Advanced Topics¶
This section gives a more detailed explanation of the features of Kim. If you're looking for a quick overview or if this is your first time using Kim, please check out the quickstart guide.
Mappers¶
Polymorphic Mappers¶
It's not uncommon to have collections of objects that are not all the same. Perhaps you have an Activity
type that has two sub types Task
and Event
. Their serialization
requirements differ slightly meaning you'd typically serialize two lists and manually munge them together.
Kim provides support for Polymorphic Mapper to solve this problem.

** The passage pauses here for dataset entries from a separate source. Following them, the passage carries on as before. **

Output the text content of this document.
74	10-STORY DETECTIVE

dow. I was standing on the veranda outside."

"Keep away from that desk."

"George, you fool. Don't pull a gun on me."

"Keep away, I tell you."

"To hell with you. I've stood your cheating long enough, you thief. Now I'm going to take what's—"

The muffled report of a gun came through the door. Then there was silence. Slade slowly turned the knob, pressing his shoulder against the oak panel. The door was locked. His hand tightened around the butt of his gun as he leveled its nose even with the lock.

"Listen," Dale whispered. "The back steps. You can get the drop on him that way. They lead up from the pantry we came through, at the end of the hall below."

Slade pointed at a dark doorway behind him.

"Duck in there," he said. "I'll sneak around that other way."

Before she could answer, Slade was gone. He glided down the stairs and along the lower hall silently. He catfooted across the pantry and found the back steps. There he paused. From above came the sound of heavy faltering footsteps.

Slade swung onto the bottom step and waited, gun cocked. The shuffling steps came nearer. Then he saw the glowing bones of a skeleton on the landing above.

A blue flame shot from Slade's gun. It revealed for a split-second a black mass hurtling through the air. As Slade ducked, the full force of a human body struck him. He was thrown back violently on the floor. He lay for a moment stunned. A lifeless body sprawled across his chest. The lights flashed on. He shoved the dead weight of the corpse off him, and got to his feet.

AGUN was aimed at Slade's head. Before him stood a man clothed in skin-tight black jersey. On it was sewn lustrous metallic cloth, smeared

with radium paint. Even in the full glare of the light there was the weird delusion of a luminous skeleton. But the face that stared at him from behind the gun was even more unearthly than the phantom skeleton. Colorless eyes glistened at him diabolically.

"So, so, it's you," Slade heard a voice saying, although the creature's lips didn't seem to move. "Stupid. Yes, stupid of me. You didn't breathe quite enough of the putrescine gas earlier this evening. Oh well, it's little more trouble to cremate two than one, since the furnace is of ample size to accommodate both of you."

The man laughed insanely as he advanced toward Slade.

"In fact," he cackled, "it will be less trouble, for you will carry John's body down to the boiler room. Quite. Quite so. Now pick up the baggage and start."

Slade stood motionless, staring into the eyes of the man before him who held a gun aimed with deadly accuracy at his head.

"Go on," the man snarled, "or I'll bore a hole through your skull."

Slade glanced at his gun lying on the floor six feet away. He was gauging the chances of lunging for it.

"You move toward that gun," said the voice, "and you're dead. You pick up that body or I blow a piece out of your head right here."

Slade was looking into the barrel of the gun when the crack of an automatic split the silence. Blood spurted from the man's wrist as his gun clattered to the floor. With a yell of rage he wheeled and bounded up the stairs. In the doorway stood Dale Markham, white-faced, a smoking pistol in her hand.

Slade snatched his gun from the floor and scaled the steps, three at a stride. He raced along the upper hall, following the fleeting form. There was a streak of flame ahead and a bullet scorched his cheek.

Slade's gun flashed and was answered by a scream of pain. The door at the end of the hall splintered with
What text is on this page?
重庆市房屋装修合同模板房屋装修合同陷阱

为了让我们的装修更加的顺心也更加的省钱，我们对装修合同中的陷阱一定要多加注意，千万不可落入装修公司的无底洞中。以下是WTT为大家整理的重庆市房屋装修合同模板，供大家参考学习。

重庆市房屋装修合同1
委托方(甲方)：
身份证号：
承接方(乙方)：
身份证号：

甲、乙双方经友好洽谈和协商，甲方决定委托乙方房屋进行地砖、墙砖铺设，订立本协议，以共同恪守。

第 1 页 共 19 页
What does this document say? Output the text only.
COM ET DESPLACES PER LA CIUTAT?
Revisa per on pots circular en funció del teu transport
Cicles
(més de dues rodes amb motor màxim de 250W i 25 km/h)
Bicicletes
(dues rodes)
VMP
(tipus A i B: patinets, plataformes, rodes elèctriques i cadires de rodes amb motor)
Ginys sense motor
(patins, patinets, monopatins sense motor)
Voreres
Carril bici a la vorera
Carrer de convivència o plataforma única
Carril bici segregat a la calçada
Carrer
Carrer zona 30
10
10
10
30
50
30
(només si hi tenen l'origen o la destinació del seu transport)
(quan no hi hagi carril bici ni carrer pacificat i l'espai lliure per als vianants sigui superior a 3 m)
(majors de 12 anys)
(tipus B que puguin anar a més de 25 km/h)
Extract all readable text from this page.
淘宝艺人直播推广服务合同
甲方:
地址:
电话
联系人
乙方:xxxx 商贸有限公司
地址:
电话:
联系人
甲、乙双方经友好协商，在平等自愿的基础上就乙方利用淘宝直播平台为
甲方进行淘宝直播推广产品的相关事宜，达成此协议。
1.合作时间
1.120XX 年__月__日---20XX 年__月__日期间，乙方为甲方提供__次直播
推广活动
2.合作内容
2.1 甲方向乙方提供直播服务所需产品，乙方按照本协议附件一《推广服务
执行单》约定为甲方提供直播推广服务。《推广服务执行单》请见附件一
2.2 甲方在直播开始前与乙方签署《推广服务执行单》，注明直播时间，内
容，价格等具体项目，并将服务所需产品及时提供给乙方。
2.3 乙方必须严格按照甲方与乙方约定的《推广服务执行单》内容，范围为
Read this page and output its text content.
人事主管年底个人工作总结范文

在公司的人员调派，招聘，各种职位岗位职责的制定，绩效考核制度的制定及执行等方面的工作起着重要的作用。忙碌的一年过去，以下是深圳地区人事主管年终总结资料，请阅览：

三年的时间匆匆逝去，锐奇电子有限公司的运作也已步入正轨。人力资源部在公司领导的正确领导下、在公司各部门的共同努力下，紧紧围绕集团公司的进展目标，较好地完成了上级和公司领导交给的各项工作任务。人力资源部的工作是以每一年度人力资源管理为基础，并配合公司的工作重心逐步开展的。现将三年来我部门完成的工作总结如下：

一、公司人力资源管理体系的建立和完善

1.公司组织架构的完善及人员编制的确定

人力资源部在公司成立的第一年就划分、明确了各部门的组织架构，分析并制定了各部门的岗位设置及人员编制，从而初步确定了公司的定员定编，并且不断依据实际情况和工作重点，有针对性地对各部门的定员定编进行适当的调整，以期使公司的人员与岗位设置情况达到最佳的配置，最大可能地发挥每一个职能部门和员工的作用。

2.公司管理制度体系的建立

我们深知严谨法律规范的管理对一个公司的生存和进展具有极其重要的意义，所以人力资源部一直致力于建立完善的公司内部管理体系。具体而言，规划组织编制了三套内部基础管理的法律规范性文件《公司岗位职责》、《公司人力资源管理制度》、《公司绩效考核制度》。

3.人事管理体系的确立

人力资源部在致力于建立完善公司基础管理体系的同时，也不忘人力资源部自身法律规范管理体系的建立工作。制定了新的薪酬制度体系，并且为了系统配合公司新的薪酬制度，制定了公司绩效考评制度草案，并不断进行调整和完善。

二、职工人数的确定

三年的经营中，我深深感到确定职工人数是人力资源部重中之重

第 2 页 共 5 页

Polymorphic Mappers are defined like a normal mapper with a few small differences. Firstly we define our base "type". This is the Mapper
all of our Polymorphic types extend from. Our base type should inherit from kim.mapper.PolymorphicMapper
instead of kim.mapper.Mapper
.
from kim import PolymorphicMapper, field
class ActivityMapper(PolymorphicMapper):
__type__ = Activity
id = field.String()
name = field.String()
object_type = field.String(choices=['event', 'task'])
created_at = field.DateTime(read_only=True)
__mapper_args__ = {
'polymorphic_on': object_type,
}
For users of SQLAlchemy, this API will feel very familiar. We've specified our base mapper with the __mapper_args__
property. The polymorphic_on
key is given a referrence to the field used to indentify our polymorphic types. This
can also be passed as a string.
__mapper_args__ = {
'polymorphic_on': 'object_type'
}
Now we need to define our types.
class TaskMapper(ActivityMapper):
__type__ = Task
status = field.String(read_only=True)
is_complete = field.Boolean()
__mapper_args__ = {
'polymorphic_name': 'task'
}
class EventMapper(ActivityMapper):
__type__ = Event
location = field.String(read_only=True)
__mapper_args__ = {
'polymorphic_name': 'event'
}
Our types inherit from our base ActivityMapper
and also specify the __mapper_args__
property. Our types provide
the polymorphic_name
key which indentifies the type to the base mapper.
Serializing Polymorphic Mappers¶
Serializing Polymorphic Mappers works in the same way as serializing a normal Mapper. When we want to serialize a collection of mixed types we serialzie using the base mapper.
>>> activities = Activity.query.all()
>>> ActivityMapper.many(obj=activities).serialize()
[
{'name': 'My Test Event', 'id': 1, 'object_type': 'event', 'created_at': '2017-03-11T05:14:43+00:00', 'location': 'London'},
{'name': 'My Test Task', 'id': 1, 'object_type': 'task', 'created_at': '2016-03-11T05:14:43+00:00', 'status': 'overdue', 'is_complete': False},
]
As you would expect, serializing using one of the child types directly will only serialize its own type.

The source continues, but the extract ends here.